Appropriate Use Criteria for detection and risk assessment of stable CAD using MPI and other imaging modalities were recently published.22 Winchester et al23 evaluated the role of training, specialty, and practice location of the ordering clinician on the appropriate use of MPI. Out of 582 patients studied ~10% were considered inappropriate. There was no effect of training (housestaff vs clinicians), specialty (cardiology vs others) or practice location (emergency room vs inpatient vs outpatient) on the rate of inappropriate testing. The majority of inappropriate MPIs were performed in asymptomatic patients. The most common inappropriate indications ordered by each group were different suggesting that interventions to reduce inappropriate use of MPI may be more successful if tailored to each group separately.

MPI may show normal perfusion in patients with CAD. An important concern is whether patients with significant CAD may be missed with MPI and specifically whether patients with left main disease or 3-vessel CAD may have normal perfusion due to balanced ischemia. Yokota et al24 studied the prevalence, location, and extent of significant CAD in 256 patients with normal MPI who had invasive coronary angiography due to worsening of symptoms. Of these, 93(36%) patients had significant CAD (≥70% stenosis in major coronary artery or >50% stenosis in left main) on angiography. The majority of these patients had single (61%) or 2-vessel (22%) disease while 10% had 3-vessel CAD and 7% had left main disease. Overall, ‘unprotected’ left main and/or 3-vessel CAD was present in 11% of patients. During a mean follow-up period of 5 years, 6.6% of patients died with no significant difference between those that had CAD on angiography vs. those that did not. These data indicate that balanced ischemia as a cause of false-negative MPI is not common.

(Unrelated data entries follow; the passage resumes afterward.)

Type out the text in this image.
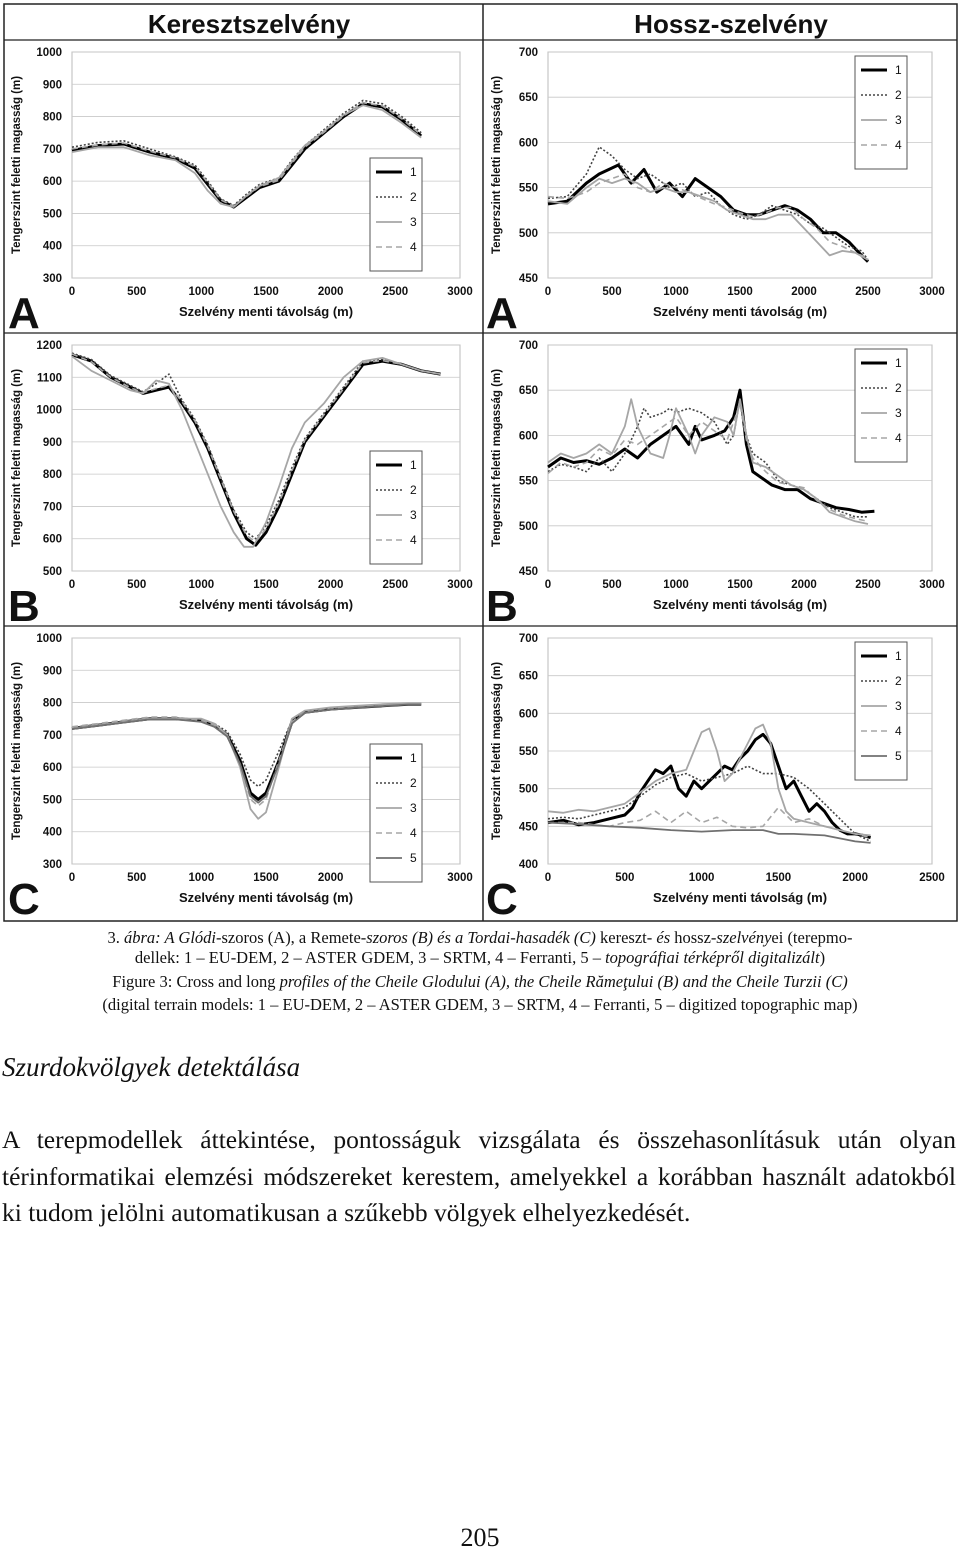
Keresztszelvény	Hossz-szelvény
300
400
500
600
700
800
900
1000
0	500	1000	1500	2000	2500	3000
Szelvény menti távolság (m)
Tengerszint feletti magasság (m)
A
1
2
3
4
450
500
550
600
650
700
0	500	1000	1500	2000	2500	3000
Szelvény menti távolság (m)
Tengerszint feletti magasság (m)
A
1
2
3
4
500
600
700
800
900
1000
1100
1200
0	500	1000	1500	2000	2500	3000
Szelvény menti távolság (m)
Tengerszint feletti magasság (m)
B
1
2
3
4
450
500
550
600
650
700
0	500	1000	1500	2000	2500	3000
Szelvény menti távolság (m)
Tengerszint feletti magasság (m)
B
1
2
3
4
300
400
500
600
700
800
900
1000
0	500	1000	1500	2000	3000
Szelvény menti távolság (m)
Tengerszint feletti magasság (m)
C
1
2
3
4
5	400
450
500
550
600
650
700
0	500	1000	1500	2000	2500
Szelvény menti távolság (m)
Tengerszint feletti magasság (m)
C
1
2
3
4
5
3. ábra: A Glódi-szoros (A), a Remete-szoros (B) és a Tordai-hasadék (C) kereszt- és hossz-szelvényei (terepmo-
dellek: 1 – EU-DEM, 2 – ASTER GDEM, 3 – SRTM, 4 – Ferranti, 5 – topográfiai térképről digitalizált)
Figure 3: Cross and long profiles of the Cheile Glodului (A), the Cheile Rămeţului (B) and the Cheile Turzii (C)
(digital terrain models: 1 – EU-DEM, 2 – ASTER GDEM, 3 – SRTM, 4 – Ferranti, 5 – digitized topographic map)
Szurdokvölgyek detektálása

A terepmodellek áttekintése, pontosságuk vizsgálata és összehasonlításuk után olyan térinformatikai elemzési módszereket kerestem, amelyekkel a korábban használt adatokból ki tudom jelölni automatikusan a szűkebb völgyek elhelyezkedését.

205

Currently, regadenoson is the most commonly used pharmacologic stress agent for MPI. Recent reports25,26 of MI occurring after regadenoson injection raised concerns regarding the safety of stress testing with regadenoson. Rosenblatt et al27 reported 2 cases of asystole that led to hemodynamic collapse following regadenoson administration in stable outpatients in the absence of baseline conduction abnormalities or interfering medications. Further, cases of seizures associated with regadenoson have been described.28 However, it is important to note that the absolute risk associated with regadenoson appears to be small and may not be different than that associated with other stress agents.29,30 Whether patients who are at high risk of complications with regadenoson administration can be reliably identified by screening prior to stress testing is an important topic that should be comprehensibly addressed.